Paper ID: | 1146 |
---|---|

Title: | BourGAN: Generative Networks with Metric Embeddings |

Update: I think the authors did a good job in the rebuttal, and I appreciate the nice work. ----------------------------- This paper addresses the problem of mode collapsed in GAN, and proposes a theoretically grounded approach to resolve the problem based on metric embedding. The basic is the define the latent space as a mixture of Gaussian to address the difficult of mapping a single mode distribution such as Gaussian to a multi-mode data distribution. The proposed Gaussian mixture works like kernel density estimation, which takes a set of predefined latent representations obtained from metric embedding of the original data as the mean of Gaussians. Quality: The paper is of high quality in the way that it relates the proposed method with theory. Clarity: The paper is well written in general, with the proposed method clearly written. Originality: The paper is original in my opinion. Significance: The paper is significant in the sense that it address an important problem of GAN: how to deal with mode collapsed. I also have some concerns. It seems to me that the theory provides guarantees on the approximation, but not on how good mode collapse could be addressed. It would be great to guarantee to what extent the modes could be recovered by the generator, though I admit it would be very challenging. In the experiments, though the proposed method seems to recover more modes, I wonder if the quality of the generated images is as good as other methods. This might be done by comparing some scores such as the inception score. Have the authors done this?

Review: Mode collapse is a well-known problem in the GAN literature and it is an important one. The authors attribute the problem to the fact that GANs generate samples from a single Gaussian distribution, which has only one peak. And they propose a fix to the problem by using a mixture of multiple Gaussian distributions. In my view the diagnosis is clearly correct. It is so obvious that I am surprised that no one has thought of it before. The solution proposed seems reasonable and has solid theoretical justification. A key characteristic of this work is that it allows arbitrary user specified distance metric. The authors propose to use a classifier distance metric. It has been shown to improve generalization performance in the case of multiple modes as compared to the L2 distance and Earth Mover distance. I found this very interesting. The paper is also well-written and easy to follow. I recommend that the paper be accepted. While being very positive overall, I do have some concerns. First, the number m of components in the Gaussian mixture needs to be provided by the user. This is clearly a drawback. Moreover, I do not see any easy way to fix it as there isn’t any way to calculate model fit in GAN models. Second, the impact of m has not been sufficiently evaluated. This is an issue because a user is unlikely to get the correct value for m every time. Other questions and comments: - The proposed classifier distance is obtained from pre-trained classification networks. Does this mean that the propose method is a semi-supervised method rather than an unsupervised method? - Why isn’t WGAN included in the comparisons? - Please provide more information on the choices of hyper-parameters on Lines 200 and 204 and Line 512 in Supplementary Materials. - The readability might be improved if the LPDD part is discussed before Wasserstein-1 distance in Section 3.1. Confidence: The reviewer is confident but not absolutely certain about the proof of theorems.

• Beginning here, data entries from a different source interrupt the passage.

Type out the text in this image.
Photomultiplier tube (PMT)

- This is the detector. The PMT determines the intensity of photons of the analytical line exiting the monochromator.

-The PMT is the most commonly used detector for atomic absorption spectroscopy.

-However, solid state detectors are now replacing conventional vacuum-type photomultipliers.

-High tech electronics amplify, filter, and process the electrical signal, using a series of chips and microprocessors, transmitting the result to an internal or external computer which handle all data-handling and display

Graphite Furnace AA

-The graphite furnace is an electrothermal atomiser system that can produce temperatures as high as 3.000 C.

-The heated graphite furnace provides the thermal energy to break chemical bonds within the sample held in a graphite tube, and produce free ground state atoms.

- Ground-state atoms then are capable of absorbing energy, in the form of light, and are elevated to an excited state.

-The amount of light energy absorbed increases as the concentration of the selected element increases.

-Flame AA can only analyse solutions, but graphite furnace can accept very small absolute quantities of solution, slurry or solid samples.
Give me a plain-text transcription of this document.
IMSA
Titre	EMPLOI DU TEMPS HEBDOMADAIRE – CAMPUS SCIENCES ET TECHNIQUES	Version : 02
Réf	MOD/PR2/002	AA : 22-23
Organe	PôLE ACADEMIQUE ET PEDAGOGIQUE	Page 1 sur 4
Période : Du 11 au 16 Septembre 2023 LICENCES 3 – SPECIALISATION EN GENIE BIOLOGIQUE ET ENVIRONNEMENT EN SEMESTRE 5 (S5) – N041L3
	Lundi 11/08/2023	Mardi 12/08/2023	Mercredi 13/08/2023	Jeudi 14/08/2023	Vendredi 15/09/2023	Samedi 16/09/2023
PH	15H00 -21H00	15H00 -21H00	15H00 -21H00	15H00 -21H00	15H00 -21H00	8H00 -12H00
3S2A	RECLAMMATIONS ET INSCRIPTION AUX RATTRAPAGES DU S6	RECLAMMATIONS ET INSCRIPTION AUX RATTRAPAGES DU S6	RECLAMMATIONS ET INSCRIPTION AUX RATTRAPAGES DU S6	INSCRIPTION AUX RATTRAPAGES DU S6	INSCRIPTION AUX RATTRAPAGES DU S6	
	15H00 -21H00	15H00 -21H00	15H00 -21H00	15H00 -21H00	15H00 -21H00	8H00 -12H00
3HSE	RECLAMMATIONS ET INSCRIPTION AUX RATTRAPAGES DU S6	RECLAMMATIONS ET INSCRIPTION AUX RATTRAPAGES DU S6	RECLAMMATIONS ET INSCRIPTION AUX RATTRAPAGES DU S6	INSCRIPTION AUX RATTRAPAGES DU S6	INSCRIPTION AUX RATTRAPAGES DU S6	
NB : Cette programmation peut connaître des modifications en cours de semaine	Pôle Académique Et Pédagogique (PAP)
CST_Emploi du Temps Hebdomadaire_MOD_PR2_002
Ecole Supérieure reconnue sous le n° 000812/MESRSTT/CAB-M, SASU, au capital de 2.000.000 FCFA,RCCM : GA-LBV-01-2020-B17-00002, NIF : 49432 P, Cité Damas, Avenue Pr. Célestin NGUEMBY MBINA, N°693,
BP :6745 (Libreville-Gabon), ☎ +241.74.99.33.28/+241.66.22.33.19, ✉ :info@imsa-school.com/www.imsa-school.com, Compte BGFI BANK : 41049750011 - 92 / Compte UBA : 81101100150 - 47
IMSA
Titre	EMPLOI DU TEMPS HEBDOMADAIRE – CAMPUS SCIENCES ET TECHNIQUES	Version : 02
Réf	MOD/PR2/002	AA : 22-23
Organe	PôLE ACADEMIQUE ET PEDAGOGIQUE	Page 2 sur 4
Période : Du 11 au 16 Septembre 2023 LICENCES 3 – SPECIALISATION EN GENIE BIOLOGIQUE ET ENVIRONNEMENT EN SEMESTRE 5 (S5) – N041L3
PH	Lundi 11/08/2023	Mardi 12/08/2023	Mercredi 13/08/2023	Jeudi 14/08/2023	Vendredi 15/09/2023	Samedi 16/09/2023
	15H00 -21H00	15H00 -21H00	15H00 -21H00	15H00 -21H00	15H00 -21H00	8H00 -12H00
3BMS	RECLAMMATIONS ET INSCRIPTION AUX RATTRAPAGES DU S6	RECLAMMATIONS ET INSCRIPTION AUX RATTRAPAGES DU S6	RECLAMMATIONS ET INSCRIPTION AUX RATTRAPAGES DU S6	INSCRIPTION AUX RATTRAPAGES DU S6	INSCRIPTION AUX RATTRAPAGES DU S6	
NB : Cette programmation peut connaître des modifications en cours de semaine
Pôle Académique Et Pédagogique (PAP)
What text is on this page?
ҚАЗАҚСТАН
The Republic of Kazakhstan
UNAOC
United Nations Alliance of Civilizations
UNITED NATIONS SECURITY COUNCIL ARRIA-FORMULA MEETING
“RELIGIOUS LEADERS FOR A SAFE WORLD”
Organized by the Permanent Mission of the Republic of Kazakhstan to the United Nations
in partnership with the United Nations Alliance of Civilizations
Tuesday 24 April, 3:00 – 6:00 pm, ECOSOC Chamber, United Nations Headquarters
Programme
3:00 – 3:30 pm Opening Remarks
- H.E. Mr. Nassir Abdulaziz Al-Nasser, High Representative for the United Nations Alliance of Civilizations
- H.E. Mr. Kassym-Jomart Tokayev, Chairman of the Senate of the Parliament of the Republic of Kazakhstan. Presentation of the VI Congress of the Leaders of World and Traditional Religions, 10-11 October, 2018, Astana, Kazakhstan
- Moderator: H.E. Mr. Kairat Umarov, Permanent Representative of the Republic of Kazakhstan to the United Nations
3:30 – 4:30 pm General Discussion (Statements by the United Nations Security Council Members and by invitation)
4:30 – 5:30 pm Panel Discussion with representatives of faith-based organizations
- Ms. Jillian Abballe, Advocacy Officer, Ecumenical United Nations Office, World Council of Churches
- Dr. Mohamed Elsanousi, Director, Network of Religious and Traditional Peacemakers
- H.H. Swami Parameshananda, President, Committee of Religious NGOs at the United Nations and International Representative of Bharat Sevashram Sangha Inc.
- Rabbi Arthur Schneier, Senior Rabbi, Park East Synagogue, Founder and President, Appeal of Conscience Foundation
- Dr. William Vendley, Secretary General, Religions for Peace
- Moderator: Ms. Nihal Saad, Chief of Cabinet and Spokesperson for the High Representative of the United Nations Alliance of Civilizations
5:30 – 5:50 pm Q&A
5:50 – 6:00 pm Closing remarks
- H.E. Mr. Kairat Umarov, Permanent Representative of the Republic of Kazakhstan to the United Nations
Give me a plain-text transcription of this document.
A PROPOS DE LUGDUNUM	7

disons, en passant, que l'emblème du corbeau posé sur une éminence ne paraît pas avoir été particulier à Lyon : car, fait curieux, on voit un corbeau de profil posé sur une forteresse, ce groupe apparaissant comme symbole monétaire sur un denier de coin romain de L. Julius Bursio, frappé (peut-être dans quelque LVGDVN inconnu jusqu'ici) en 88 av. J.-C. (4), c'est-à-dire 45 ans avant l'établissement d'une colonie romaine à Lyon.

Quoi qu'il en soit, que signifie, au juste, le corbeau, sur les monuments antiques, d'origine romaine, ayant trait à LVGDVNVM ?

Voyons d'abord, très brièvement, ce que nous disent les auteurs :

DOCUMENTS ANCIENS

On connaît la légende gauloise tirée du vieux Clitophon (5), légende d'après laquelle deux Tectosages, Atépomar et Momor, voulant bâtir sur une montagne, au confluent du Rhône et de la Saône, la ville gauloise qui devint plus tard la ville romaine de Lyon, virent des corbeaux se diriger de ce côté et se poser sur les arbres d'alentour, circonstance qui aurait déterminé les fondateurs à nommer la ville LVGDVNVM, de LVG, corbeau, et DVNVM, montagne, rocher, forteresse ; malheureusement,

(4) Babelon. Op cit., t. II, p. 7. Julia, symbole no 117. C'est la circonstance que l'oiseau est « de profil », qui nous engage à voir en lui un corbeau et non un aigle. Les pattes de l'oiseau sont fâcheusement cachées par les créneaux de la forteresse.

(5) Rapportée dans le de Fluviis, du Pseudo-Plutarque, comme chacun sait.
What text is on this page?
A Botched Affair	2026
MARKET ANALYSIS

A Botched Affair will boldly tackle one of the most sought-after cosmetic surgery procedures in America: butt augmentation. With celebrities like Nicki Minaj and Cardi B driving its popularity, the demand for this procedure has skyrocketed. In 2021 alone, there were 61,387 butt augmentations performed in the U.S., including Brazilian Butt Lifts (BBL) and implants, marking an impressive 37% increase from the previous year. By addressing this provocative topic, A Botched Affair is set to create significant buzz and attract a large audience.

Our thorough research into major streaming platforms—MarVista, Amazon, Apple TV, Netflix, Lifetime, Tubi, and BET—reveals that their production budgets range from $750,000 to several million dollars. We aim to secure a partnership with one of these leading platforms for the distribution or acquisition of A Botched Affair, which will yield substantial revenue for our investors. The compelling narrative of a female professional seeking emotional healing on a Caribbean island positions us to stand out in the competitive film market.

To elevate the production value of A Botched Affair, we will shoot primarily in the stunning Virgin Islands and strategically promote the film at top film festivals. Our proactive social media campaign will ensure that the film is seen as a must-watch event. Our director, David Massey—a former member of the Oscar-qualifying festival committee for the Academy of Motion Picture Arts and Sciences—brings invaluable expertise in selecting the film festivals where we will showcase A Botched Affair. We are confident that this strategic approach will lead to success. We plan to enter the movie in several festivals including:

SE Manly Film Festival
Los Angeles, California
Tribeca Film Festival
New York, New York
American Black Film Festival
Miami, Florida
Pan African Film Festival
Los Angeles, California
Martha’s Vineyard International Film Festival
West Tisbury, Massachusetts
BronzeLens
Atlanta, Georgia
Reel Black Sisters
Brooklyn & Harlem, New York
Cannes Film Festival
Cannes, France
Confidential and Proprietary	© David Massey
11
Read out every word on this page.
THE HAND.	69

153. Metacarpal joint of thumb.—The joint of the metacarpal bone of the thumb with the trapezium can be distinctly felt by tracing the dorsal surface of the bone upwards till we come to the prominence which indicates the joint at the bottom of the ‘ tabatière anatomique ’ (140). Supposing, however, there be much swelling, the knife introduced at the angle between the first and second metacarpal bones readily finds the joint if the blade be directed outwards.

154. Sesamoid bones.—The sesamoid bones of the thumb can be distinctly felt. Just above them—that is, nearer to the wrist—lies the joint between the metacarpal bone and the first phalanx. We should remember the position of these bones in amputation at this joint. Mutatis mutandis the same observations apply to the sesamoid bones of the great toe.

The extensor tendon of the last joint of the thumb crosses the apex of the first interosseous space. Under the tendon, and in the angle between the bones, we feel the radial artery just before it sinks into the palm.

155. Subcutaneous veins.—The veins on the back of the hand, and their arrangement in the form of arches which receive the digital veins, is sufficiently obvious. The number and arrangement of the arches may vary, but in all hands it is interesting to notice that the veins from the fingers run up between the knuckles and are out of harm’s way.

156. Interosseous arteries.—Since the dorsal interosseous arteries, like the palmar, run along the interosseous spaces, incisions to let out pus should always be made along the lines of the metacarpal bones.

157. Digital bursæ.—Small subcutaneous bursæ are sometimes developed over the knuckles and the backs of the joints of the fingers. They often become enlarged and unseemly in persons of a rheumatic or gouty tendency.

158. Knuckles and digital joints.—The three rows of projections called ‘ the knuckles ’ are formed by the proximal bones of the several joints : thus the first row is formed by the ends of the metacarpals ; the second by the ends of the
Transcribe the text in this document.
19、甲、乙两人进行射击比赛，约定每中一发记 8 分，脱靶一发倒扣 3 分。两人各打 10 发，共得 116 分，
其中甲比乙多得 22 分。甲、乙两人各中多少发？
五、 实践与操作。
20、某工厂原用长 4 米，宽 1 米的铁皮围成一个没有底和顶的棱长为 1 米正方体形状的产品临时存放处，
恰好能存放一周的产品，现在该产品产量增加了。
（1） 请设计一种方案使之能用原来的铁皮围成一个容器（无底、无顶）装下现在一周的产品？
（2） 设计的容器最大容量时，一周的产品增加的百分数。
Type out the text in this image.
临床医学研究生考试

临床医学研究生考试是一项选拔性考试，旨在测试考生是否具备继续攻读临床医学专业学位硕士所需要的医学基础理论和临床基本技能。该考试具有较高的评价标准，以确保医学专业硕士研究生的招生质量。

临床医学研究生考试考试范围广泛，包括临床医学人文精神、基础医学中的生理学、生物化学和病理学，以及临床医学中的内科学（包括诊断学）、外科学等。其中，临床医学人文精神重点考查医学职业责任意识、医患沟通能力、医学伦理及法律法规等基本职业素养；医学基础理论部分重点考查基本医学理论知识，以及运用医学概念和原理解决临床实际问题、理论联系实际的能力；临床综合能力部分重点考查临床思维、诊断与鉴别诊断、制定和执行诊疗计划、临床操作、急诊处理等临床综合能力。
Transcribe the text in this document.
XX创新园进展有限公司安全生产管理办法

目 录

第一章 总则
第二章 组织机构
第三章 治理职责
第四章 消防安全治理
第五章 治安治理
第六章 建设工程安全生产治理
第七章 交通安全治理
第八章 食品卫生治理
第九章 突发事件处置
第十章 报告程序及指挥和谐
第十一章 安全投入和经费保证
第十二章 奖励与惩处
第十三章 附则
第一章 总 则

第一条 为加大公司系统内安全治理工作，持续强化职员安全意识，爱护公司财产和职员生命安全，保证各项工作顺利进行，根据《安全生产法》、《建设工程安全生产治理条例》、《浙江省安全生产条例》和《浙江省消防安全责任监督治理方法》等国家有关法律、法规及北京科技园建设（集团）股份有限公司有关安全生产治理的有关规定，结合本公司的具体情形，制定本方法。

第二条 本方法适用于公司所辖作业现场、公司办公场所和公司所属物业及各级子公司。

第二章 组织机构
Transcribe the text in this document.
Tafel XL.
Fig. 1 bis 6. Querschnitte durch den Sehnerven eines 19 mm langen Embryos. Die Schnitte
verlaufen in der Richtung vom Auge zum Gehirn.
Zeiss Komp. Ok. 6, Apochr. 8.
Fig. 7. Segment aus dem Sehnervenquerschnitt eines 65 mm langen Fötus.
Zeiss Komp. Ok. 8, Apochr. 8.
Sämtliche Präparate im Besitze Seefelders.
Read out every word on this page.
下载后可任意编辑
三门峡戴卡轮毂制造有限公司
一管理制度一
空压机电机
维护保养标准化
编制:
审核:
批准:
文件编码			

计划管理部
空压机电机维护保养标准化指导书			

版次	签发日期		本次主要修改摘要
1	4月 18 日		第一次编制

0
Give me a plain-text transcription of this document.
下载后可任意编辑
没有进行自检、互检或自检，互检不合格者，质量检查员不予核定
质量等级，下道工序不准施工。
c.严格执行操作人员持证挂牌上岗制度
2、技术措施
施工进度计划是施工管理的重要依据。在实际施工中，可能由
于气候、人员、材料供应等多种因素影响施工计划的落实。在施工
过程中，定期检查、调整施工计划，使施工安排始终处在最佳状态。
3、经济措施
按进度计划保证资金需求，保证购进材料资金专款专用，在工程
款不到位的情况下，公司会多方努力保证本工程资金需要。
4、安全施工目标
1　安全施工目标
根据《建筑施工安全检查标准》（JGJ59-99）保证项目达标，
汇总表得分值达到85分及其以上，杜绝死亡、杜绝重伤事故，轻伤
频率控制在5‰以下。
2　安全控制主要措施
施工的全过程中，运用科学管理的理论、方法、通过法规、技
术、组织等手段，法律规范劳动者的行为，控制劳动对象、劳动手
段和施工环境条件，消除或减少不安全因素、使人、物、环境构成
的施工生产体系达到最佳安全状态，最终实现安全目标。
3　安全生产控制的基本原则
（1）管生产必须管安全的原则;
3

BourGAN: Generative Networks with Metric Embeddings Overview: Generative Adversarial Networks (GANs) are the most widely used method for generative deep networks. However, GANs are suffered from the problem of mode-collapse, where generator is concentrated on a special mode to get good precision, but cannot learn to generate diverse samples. In this paper, the author proposed a novel method BourGAN to generate latent variables that represents different modes. By converting the samples to a distance-preserve embedding using Bourgain's theorem, the author used a mixture Gaussian distribution based on the new embedding to generate latent variables to avoid mode-collapse problem. The author provided extensive experiments in both synthetic and real dataset to show that BourGAN is capable of learning multi-mode dataset with impressive results. Besides the GANs related papers mentioned in the BourGAN paper, there's no known related work on solving mode-collapse problem in GAN as far as I know. Quality: The paper is technically sound and well writtened. The experiments are well organized with impressive and expected results. Clarity: The paper is very well organized and well written. The concepts are explained clearly with details. Originality: The idea of identify the mode in the dataset using Bourgain theorem and construct mixture Gaussian for generators is very novel, at least to my knowledge. Significance: The BourGAN provided a impressive solution for mode-collapse problem for GAN. I believe it could make significant impact on GAN applications and development.